Olderfleet Castle was granted to one James Fullerton, but like his 1603 grant of abbey lands in Co Donegal, he may never have developed it by importing his countrymen. Or perhaps this was the location of the 5,611 Co Antrim acres of the London-based Fullerton listed in 1876 Owners of Land of One Acre and Upwards? James Fullerton arrived in Dublin in 1587 from Scotland, probably Ayreshire, and the following year he was appointed master of the Free School in Ship Street. When Queen Elizabeth founded Trinity College in 1591, Fullerton was one of those persuaded to become a fellow. Later when he had been appointed one of the commissioners of the Ulster Plantation, he was able to ensure that two of the escheated counties of Cavan went to Trinity.

In 1603, Sir James Fullerton returned to England as an influential courier and tutor to Prince Charles. Another of the name to acquire a considerable holding during the plantation was Nicholas Fullerton, which holding was augmented by his nephew Col Adam Fullerton, in Co Derry.

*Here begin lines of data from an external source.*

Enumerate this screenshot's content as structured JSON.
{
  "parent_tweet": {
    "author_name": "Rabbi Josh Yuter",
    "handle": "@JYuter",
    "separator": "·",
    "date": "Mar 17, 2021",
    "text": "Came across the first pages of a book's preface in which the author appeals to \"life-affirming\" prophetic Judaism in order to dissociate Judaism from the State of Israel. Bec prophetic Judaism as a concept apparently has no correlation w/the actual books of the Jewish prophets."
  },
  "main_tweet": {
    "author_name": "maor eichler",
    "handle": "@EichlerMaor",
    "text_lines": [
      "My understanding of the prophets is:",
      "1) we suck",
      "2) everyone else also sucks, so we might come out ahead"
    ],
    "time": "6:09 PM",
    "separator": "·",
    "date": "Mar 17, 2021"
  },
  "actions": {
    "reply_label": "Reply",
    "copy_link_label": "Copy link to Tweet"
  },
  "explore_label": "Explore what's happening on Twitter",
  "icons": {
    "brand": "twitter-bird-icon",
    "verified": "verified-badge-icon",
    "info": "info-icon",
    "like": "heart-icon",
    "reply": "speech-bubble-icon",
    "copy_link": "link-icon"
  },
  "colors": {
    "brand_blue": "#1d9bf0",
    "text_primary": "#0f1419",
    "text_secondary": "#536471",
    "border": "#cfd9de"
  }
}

Apart from the above large Co Antrim holding, there were also three small Fullerton holdings in that county - 27 acres at Drummakeel, Ballycastle, and 18 and 19 acres at Ballyrickard, Raloo. There were two small holdings in Co Donegal, and one in Co Tyrone.

Eleven Fullerton wills from 1706 to 1856 had addresses in Aughnavolog, Co Down, Glendermott, and Campsey in Co Derry, Ramelton in Co Donegal, Gortinagin in Co Tyrone, as well as in Errigal, Ballinaris, Ballcannan and Lissachrin.

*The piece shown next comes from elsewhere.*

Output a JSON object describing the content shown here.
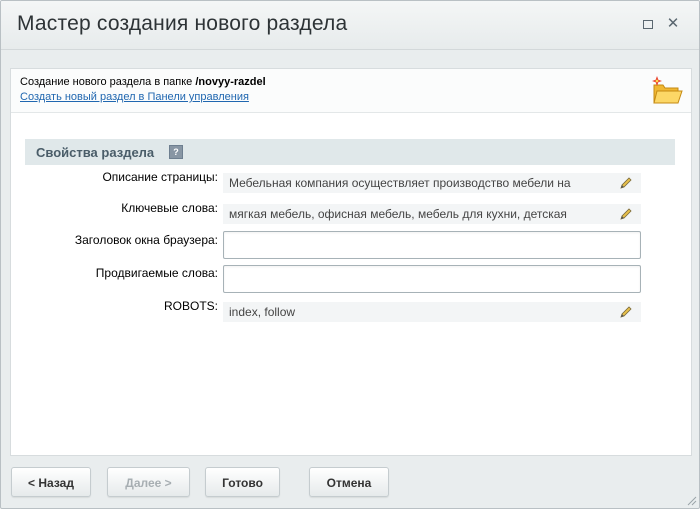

Fullerton, an Englishman, was placed in command of an army composed of those who did not desert after the 1594 defeat at the Ford of Biscuits, together with garrison troops from Galway, and recent levies in Connacht from the village of Cloncastle. He led them to the aid of the castle of Beleek, then under siege by Theobald Burke, nicknamed Theobald na gCeann. But in a sudden attack by the Irish, Fullerton was slain.

In 1636 one Ed Bourke, who had "a great charge of young children", engaged Henry Stanton as a resident tutor. "But a professed schoolmaster, one Fullerton, a Scottish man, living at Killala, some distance from Bourke's house, continually molested Stanton, so that he could not discharge his duties." Bourke petitioned the council to appoint some fit tutor, as the children were too young to be sent from home, and in the meantime to require Fullerton not to hinder Stanton. Apparently Fullerton was trying to displace Stanton and thereby secure the position for himself. But Bourke was not having this "by reason of the pronunciation of the Scottish or English cannot breake children to reduce them from the Irish to the perfect touch of the English speach . . . ". And RTE still struggles to bring us to the same "perfect touch of the English speach".

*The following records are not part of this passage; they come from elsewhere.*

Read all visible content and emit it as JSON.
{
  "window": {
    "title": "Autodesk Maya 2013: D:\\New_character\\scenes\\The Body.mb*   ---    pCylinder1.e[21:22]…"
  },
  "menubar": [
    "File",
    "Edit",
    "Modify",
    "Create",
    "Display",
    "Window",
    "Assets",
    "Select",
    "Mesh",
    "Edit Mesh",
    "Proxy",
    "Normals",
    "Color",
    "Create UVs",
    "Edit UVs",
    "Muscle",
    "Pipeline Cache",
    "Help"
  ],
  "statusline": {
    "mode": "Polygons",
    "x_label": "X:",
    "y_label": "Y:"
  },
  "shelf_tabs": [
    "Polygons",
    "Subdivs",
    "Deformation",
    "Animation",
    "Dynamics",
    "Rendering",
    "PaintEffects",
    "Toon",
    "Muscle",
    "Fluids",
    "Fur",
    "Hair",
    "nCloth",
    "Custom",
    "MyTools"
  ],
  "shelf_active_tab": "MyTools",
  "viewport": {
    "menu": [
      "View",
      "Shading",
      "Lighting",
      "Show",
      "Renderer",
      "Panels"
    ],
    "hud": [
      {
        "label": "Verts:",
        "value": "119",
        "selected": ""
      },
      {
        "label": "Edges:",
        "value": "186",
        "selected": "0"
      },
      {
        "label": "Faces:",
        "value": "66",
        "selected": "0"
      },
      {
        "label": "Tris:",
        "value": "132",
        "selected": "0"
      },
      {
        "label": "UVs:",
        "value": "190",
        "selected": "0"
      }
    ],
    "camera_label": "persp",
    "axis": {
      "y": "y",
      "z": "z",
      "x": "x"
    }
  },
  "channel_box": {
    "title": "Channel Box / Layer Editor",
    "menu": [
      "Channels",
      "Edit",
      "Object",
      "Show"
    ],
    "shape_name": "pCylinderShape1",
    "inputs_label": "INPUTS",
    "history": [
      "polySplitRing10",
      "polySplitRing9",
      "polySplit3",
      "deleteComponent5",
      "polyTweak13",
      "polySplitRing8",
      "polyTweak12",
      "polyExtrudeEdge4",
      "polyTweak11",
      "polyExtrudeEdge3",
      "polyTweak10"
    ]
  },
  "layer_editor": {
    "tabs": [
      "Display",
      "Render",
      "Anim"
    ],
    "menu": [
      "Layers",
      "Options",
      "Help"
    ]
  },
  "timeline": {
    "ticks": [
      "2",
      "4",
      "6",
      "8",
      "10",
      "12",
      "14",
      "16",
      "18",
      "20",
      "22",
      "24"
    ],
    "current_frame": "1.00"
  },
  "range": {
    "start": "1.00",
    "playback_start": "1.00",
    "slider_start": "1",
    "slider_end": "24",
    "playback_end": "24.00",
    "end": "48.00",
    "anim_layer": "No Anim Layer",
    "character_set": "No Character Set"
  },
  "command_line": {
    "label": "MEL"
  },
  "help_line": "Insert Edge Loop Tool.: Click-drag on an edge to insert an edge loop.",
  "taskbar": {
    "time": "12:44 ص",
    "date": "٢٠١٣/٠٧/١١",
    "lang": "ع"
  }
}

The place/hamlet of bird-catchers/ fowlers i.e. "fowlers town", first rendered Fowlertoune, was the name of a place in the parish of Dundonald, Ayrshire. "The first of the name on record is Alanus de Fowlertoun who founded a convent at Irvine in Ayrshire in the mid-13th century" (Ulster Surnames: Robert Bell). Lewis Fullerton of this family settled in Arran and his descendants were known as MacCamie (Mac Sheamais) or Jamiesons or Nelson. Current telephone directories south of the Border list 33 Fullerton entries, 27 of which are in the 07 area.